GraphQL is a query language that was created by Facebook in 2012 for building web and mobile apps. It has become the new standard for front-end development because of its advantages over REST, which was previously the most popular API architecture. GraphQL also helps developers get started quickly with their projects without having to write complex data fetching code or build multiple endpoints, which saves time and money! This blog post will explore why GraphQL is taking over as the future of front-end development.
RESTful APIs are not a silver bullet for all types of applications. REST is an architectural style that provides highly decoupled systems. The indirection allows teams to work independently on different pieces without worrying about the implications on other parts of the application. There is also no standardization around RESTful APIs and there was room for further improvements in terms of:
- Data overload - With so many devices connected at any given time it’s hard for clients to keep up with retrieving every bit of information they need from multiple sources
- Latency issue - Since data has to be retrieved separately from several endpoints, this also means more waiting time for the user to see new content on their screen
- Difficult API testing - With so many endpoints, it’s harder to test APIs since they are isolated from one another. This raised a need for an improved solution that would allow clients and servers to reduce latency by reducing round trips between each other while also allowing them both to specify exactly what data is needed in the response
GraphQL was created as a better alternative with several benefits & quickly became a major player in the API space, allowing developers to build efficient applications without over-fetching or under-fetching data while also giving them more control over how they structure their queries.

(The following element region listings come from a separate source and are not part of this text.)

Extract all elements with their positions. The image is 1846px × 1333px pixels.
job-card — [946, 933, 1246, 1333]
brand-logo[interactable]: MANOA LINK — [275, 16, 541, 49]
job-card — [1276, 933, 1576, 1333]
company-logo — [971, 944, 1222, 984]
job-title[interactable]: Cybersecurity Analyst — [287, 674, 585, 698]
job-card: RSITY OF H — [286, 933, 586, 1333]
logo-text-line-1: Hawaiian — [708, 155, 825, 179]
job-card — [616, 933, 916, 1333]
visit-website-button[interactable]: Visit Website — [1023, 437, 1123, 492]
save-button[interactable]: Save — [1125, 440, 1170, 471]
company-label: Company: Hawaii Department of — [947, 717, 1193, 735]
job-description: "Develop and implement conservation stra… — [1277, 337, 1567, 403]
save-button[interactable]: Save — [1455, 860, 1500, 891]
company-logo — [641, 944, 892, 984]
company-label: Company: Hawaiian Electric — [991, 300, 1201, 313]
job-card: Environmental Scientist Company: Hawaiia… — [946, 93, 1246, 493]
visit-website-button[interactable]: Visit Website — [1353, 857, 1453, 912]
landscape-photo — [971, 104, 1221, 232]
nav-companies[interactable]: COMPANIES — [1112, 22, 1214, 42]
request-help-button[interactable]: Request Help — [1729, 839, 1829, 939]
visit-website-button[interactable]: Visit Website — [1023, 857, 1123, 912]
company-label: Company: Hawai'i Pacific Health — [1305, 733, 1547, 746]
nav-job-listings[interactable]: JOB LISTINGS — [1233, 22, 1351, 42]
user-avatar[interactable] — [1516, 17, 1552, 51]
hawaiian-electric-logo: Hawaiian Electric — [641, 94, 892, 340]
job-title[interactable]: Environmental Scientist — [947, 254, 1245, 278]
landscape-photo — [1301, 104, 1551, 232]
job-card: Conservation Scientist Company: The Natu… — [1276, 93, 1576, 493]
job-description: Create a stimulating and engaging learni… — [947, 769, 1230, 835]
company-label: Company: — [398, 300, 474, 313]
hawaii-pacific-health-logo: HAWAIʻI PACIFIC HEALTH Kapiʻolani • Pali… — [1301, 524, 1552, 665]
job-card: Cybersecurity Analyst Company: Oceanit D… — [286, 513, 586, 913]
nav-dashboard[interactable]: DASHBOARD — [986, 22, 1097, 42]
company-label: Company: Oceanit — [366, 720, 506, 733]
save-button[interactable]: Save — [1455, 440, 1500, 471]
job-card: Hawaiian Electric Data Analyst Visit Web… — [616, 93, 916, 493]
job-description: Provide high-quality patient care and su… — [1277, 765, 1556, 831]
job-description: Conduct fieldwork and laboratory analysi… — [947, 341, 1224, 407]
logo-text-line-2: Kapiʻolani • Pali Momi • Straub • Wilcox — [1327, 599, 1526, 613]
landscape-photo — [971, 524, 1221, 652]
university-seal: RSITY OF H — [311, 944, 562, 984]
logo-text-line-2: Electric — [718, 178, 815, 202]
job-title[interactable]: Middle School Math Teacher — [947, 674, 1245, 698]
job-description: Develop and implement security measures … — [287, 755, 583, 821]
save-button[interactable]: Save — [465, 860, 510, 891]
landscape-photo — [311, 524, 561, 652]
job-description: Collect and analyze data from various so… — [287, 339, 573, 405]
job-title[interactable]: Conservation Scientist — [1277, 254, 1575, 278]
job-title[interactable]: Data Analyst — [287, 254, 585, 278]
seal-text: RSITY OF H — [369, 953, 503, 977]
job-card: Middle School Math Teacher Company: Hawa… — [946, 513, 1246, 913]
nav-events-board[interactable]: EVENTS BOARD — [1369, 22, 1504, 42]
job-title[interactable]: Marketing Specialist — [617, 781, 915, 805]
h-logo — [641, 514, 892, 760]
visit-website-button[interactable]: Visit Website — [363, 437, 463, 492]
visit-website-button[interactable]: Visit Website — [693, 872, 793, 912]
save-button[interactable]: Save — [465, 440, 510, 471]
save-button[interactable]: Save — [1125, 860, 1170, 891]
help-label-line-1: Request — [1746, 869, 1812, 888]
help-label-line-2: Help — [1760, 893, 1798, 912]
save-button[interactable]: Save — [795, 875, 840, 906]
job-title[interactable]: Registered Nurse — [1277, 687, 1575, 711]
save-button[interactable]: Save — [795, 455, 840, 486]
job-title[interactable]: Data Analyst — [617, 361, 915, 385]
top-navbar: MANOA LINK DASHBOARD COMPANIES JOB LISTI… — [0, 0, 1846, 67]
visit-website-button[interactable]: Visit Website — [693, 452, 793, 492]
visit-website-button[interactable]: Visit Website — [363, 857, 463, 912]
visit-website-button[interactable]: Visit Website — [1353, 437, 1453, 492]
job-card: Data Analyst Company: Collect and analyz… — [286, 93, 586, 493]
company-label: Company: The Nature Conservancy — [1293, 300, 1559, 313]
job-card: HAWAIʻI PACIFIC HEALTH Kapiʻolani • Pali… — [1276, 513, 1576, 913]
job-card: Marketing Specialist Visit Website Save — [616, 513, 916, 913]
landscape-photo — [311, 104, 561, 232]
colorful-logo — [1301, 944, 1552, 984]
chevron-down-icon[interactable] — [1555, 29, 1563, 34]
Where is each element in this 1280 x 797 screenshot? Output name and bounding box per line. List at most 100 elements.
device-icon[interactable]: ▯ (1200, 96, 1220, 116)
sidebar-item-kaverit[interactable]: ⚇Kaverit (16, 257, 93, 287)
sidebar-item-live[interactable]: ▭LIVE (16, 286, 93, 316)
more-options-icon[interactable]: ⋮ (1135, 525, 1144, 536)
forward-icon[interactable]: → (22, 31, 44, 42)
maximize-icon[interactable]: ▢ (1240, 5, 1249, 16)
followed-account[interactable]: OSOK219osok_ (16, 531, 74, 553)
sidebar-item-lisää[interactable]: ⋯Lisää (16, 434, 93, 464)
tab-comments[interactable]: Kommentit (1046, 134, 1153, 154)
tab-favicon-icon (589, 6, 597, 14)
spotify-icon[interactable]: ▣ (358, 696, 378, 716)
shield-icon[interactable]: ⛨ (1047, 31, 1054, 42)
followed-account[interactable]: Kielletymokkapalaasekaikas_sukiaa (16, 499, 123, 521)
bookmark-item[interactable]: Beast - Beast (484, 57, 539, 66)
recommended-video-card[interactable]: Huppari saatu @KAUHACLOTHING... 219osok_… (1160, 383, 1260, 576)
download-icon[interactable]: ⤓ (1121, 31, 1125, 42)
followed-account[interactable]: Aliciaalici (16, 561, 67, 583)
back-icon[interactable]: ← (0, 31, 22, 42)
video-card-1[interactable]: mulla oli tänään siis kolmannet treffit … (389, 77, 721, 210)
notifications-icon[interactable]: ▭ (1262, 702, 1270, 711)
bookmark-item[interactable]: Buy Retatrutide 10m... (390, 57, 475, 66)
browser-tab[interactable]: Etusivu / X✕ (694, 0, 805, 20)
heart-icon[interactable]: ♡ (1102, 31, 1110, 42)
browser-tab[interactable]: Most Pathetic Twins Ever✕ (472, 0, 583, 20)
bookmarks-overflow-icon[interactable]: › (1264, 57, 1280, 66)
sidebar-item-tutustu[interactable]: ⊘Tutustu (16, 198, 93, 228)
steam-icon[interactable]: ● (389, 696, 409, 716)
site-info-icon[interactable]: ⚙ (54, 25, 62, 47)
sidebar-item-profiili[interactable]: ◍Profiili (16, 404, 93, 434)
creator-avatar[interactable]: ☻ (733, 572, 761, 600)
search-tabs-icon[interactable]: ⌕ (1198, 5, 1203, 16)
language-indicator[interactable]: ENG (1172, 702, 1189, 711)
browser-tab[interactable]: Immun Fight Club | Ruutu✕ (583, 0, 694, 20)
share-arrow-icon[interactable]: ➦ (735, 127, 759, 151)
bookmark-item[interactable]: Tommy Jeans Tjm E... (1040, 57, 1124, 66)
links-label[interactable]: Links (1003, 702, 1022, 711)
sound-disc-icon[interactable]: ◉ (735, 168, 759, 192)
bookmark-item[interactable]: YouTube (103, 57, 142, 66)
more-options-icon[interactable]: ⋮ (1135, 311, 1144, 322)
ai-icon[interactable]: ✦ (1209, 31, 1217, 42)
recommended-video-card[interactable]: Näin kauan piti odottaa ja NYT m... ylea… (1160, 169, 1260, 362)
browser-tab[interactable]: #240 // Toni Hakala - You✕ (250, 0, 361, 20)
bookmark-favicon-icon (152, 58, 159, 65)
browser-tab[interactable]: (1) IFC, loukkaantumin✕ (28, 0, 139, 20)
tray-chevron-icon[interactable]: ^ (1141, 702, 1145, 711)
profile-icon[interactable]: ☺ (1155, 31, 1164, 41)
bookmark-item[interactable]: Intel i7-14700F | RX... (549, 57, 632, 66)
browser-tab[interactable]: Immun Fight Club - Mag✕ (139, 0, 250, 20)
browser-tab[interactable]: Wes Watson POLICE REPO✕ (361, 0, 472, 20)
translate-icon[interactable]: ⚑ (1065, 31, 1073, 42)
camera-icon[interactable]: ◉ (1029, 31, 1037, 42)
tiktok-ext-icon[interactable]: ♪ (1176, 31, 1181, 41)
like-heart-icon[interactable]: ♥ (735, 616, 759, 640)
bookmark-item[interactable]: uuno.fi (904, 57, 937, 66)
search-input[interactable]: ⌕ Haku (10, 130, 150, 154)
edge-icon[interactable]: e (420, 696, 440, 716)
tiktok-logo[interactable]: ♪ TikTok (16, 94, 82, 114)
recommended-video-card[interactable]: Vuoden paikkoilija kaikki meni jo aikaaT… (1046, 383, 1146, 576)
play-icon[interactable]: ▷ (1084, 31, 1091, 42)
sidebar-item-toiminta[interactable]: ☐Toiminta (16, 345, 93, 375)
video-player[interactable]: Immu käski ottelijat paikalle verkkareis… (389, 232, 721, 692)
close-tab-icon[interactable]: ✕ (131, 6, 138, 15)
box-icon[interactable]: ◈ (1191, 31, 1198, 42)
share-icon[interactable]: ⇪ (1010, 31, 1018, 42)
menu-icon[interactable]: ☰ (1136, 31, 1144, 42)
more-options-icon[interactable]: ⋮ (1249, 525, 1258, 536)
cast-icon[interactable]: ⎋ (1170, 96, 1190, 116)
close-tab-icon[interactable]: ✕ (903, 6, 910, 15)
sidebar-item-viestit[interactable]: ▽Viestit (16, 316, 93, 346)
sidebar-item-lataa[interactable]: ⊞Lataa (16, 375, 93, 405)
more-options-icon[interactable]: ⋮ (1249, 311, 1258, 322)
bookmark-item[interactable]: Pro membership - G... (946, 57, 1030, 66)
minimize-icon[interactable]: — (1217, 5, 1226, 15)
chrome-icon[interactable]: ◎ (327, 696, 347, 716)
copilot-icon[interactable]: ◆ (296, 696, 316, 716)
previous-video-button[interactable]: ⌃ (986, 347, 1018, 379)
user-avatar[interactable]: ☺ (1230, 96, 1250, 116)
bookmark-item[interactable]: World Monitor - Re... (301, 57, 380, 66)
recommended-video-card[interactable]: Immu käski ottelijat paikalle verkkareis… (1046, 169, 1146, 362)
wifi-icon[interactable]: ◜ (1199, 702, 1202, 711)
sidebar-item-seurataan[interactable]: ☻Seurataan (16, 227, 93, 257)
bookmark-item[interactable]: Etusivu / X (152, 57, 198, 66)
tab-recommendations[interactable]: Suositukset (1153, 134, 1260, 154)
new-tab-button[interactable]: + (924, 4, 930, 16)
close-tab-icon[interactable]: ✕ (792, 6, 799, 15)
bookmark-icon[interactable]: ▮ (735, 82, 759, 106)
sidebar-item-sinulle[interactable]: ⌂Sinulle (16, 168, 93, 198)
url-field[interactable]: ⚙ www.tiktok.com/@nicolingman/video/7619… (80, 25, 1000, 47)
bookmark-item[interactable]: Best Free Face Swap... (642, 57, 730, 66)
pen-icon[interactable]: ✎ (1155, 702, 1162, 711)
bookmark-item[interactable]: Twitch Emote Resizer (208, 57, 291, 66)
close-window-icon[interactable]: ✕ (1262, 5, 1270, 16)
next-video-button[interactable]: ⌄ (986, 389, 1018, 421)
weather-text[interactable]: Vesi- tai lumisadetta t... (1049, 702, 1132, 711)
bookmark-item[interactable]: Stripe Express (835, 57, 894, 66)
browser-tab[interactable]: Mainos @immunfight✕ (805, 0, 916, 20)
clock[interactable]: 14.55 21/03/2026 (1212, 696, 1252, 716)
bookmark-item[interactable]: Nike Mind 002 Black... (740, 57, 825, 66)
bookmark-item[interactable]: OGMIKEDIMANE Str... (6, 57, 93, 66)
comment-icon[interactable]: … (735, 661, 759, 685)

GraphQL provides many exciting features such as strongly typed schema with the introspection of types, concise syntax (nested objects are serialized into one single graph) and abstracted away from backend infrastructure:
- Language Agnostic - GraphQL can be used with any backend technology because of its language agnosticism. It works well with different frontend technologies such as ReactJS or AngularJS.
- Data Fetching Control - The graph-based graph API allows both the client and server to specify exactly what data is needed in response.
- Strongly Typed Schema - The strongly typed schema includes introspection of types, which enables better documentation for frontend developers than RESTful APIs that do not provide such information on its own.
- Serverless applications - GraphQL can be used with AWS Lambda allowing you to build your application without running servers at all times while also providing faster responses because they are cached by default; this makes it easier and more cost-efficient to scale up your app when necessary (e.g., during user peak hours)
- Control over mutating endpoints - GraphQL provides a way to control when your client wants to send mutations or not providing you with fine-tuned security options that are difficult in RESTful APIs.
GraphQL is a solution to the problems of REST, and can be used with any programming language. If you're looking for a way to build your next application in a scalable manner that will work well with all types of devices and networks, then learn about how graphql works today!